O parlamentar ainda afirmou que o feminismo “exalta mulheres que não fizeram nada pelas mulheres” e defendeu que as mulheres tenham outra postura: “Mulheres, retomem a sua feminilidade, tenham filhos, amem a maternidade. Formem a sua família, porque é dessa forma, vocês colocarão luz no mundo e serão, com certeza, mulheres valorosas”, disse.
Repercussão
Ainda nesta quarta-feira, a bancada do PSOL na Câmara, em conjunto com parlamentares de outros partidos, entraram com uma representação no Conselho de Ética da Casa contra o deputado mineiro. O grupo também enviou uma notícia-crime ao Supremo Tribunal Federal, afirmando que Nikolas cometeu crime de transfobia.
A notícia-crime afirma que a imunidade parlamentar conferida a Nikolas não é absoluta, já que o impede de romper princípios previstos na lei. “Embora o Noticiado atualmente figure no cargo de Deputado Federal sendo, portanto, beneficiário da prerrogativa da imunidade parlamentar prevista na Constituição da República (art. 53, da CRFB/88), é importante pontuar que a referida imunidade não é absoluta. A Constituição não dá carta branca para que nenhum parlamentar fira a honra e a dignidade de quem quer que seja ou que pratique crimes e não seja responsabilizado por eles”, disse.

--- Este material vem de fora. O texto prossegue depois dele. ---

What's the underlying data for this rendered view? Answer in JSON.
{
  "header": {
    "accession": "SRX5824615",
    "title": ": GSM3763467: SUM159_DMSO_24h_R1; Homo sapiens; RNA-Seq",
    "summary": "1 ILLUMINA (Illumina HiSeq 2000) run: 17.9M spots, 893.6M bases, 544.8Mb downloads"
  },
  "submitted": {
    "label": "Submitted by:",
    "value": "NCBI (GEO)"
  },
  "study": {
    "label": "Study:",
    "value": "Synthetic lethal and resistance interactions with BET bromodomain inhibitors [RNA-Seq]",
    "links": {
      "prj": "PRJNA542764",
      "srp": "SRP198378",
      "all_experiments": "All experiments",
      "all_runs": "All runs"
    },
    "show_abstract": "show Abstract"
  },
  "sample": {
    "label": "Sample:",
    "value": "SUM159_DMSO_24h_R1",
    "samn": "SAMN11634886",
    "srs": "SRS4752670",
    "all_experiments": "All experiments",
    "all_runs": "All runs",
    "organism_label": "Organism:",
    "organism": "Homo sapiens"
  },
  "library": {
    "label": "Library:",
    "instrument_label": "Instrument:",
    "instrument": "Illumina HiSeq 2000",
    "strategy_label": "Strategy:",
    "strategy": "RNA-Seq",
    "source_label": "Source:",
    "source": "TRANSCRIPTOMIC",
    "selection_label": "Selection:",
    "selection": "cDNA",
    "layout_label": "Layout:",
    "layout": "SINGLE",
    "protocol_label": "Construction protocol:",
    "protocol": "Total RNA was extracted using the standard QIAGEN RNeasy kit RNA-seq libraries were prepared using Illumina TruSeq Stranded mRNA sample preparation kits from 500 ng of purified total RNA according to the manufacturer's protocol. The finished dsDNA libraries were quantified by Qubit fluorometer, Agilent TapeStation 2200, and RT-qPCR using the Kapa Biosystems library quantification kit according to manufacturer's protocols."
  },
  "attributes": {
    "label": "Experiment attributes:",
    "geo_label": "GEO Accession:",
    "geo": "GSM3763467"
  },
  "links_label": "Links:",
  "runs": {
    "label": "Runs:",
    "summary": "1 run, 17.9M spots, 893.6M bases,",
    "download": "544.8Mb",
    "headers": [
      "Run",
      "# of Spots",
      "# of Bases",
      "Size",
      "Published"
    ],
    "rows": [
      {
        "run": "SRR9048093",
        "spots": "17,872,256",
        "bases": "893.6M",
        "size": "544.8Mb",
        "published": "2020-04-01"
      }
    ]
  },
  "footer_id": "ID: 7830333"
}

Também nesta quarta-feira, o Ministério Público Federal (MPF) acionou a Câmara dos Deputados para que o discurso feito por Nikolas seja apurado. Em ofício, a procuradora Luciana Loureiro pediu para a Mesa Diretora da Casa averiguar “suposta violação ética”. Ela ressalta que o parlamentar usou o tempo na tribuna para, “a pretexto de discursar sobre o Dia Internacional da Mulher, referir-se de forma desrespeitosa às mulheres em geral e ofensiva às mulheres trans em especial”.
O discurso de Nikolas foi repreendido pelo presidente da Câmara dos Deputados, Arthur Lira (PP-AL). “O plenário da Câmara dos Deputados não é palco para exibicionismo e muito menos discursos preconceituosos. Não admitirei o desrespeito contra ninguém”, escreveu Lira em sua rede social.
Nas redes sociais, o parlamentar reafirmou o seu discurso e afirmou que “não há transfobia em sua fala”. “Defendi o direito das mulheres de não perderem seu espaço nos esportes para trans - visto a diferença biológica - e de não ter um homem no banheiro feminino. Não há transfobia em minha fala. Elucidei o exemplo com uma peruca (chocante). O que passar disso é histeria e narrativa”, disse.
Nas eleições de 2022, Nikolas Ferreira foi o candidato à deputado federal mais votado do País sendo também o mais votado de Minas Gerais, com 1,47 milhão de votos.